4. En premier lieu, il résulte de l'instruction que, devant la juge des référés du tribunal administratif, M. et Mme D... demandaient que les opérations d'expertise soient effectuées au contradictoire de l'AP-HP et du GHU et que la mission impartie à l'expert porte non seulement sur sa prise en charge au sein de l'hôpital européen Georges Pompidou mais également sur sa prise en charge au sein de l'hôpital Sainte Anne. Il n'est pas contesté que M. D... a été pris en charge au sein de cet établissement dans les suites immédiates de l'accident vasculaire cérébral du 19 mai 2019 et y a bénéficié d'une craniotomie de décompression. En l'état de l'instruction, et alors que l'expertise ordonnée a notamment pour objet de rechercher si les diagnostics établis et les traitements, interventions et soins prodigués et leur suivi ont été consciencieux, attentifs, diligents et conformes aux données acquises par la science, et s'ils étaient adaptés à l'état de M. D... et aux symptômes qu'il présentait, il n'y avait pas lieu pour la juge des référés du tribunal, à ce stade de la procédure, de mettre hors de cause un des établissements ayant concouru à la prise en charge de ce patient ou de ne pas inclure dans le champ de la mission des experts la prise en charge effectuée en son sein.
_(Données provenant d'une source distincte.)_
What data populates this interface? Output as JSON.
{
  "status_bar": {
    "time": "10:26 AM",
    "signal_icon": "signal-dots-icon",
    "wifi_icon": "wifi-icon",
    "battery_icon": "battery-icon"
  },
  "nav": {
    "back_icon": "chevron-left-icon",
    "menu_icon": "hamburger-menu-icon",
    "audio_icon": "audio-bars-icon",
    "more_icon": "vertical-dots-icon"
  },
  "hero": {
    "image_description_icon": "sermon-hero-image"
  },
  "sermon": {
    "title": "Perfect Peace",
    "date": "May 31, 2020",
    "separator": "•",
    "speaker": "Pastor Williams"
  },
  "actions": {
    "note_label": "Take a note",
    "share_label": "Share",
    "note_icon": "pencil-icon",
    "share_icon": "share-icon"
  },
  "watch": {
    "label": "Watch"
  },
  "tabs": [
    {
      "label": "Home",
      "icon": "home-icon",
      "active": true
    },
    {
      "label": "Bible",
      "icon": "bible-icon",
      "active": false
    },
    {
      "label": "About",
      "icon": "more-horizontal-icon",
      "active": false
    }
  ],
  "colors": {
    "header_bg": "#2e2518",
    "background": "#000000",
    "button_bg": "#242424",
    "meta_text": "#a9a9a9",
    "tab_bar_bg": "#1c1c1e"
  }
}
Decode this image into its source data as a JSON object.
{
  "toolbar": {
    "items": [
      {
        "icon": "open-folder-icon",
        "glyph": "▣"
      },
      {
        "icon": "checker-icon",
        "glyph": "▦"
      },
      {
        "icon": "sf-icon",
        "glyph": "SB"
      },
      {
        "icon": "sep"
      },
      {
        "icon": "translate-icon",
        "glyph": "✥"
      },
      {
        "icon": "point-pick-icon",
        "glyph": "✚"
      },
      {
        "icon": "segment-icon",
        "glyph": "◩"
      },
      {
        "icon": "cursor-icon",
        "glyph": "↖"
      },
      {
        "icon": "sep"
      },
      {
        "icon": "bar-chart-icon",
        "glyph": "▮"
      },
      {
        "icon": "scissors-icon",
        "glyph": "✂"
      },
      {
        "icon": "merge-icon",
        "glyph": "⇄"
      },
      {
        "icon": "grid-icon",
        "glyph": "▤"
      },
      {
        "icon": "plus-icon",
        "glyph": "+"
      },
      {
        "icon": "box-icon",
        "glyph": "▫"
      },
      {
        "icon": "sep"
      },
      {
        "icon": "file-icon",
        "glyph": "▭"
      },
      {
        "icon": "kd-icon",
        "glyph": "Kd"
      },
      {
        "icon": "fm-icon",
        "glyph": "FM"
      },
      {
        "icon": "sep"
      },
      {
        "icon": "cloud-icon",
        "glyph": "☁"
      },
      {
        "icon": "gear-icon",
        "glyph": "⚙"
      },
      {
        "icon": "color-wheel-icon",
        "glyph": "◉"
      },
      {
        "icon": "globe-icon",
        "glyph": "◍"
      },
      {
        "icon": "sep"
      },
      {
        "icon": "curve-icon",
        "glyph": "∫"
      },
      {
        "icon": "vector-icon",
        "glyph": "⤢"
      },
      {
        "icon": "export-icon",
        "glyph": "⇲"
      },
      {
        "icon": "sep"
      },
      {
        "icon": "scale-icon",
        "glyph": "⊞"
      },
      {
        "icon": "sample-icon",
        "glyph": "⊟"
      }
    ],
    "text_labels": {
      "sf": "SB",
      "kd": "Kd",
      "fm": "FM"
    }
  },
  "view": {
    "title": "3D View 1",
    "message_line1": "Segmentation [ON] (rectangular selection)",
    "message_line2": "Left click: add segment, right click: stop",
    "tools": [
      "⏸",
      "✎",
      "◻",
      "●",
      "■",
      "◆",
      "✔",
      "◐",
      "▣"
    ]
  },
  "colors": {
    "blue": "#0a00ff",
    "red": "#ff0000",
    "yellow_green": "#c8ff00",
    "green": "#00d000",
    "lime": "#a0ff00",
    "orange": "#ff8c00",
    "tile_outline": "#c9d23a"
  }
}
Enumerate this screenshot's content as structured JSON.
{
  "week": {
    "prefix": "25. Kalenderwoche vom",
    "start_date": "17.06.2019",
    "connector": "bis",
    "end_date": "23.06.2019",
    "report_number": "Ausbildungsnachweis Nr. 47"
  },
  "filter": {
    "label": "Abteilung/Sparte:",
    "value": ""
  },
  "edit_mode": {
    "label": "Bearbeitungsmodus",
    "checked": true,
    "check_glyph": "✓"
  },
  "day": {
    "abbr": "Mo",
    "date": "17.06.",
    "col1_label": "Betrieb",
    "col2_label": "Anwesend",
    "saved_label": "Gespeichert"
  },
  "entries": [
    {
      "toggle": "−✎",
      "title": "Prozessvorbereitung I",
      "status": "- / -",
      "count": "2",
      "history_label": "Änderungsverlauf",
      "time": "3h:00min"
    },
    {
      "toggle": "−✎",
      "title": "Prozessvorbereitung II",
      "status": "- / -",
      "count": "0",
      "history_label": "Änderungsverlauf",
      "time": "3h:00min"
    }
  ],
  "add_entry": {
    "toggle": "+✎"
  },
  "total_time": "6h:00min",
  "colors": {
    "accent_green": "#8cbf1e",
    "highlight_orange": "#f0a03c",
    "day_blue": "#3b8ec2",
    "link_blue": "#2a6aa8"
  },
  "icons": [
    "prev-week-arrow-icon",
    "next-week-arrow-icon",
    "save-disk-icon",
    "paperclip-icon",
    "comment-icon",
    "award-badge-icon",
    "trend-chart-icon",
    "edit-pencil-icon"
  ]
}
Il y a donc lieu de réformer l'ordonnance sur ce point, et de compléter en ce sens la mission du collège d'experts.

5. En deuxième lieu, si la mission impartie aux experts par la juge des référés du tribunal leur impose de se prononcer sur d'éventuels manquements, cette mission ne porte pas sur les différents éléments permettant de savoir si les conditions d'anormalité et de gravité permettant la réparation d'un accident médical par l'Office national d'indemnisation des accidents médicaux, sont en l'espèce satisfaites. Afin de permettre au juge du fond de déterminer si sont satisfaites les conditions permettant, en l'absence de manquement fautif, la réparation au titre de la solidarité nationale du dommage subi par M. D... il apparaît utile de compléter la mission sur ce point.

6. En troisième lieu, il résulte de l'instruction que la mission impartie aux experts par la juge des référés du tribunal administratif est silencieuse sur plusieurs postes de préjudice dont l'évaluation avait pourtant été mentionnée dans la requête soumise au tribunal, tels que, notamment, l'assistance par tierce personne, les frais de logement adaptés ou l'incidence professionnelle du dommage dont M. D... a été victime. Il est dès lors utile de compléter également l'ordonnance sur ce point.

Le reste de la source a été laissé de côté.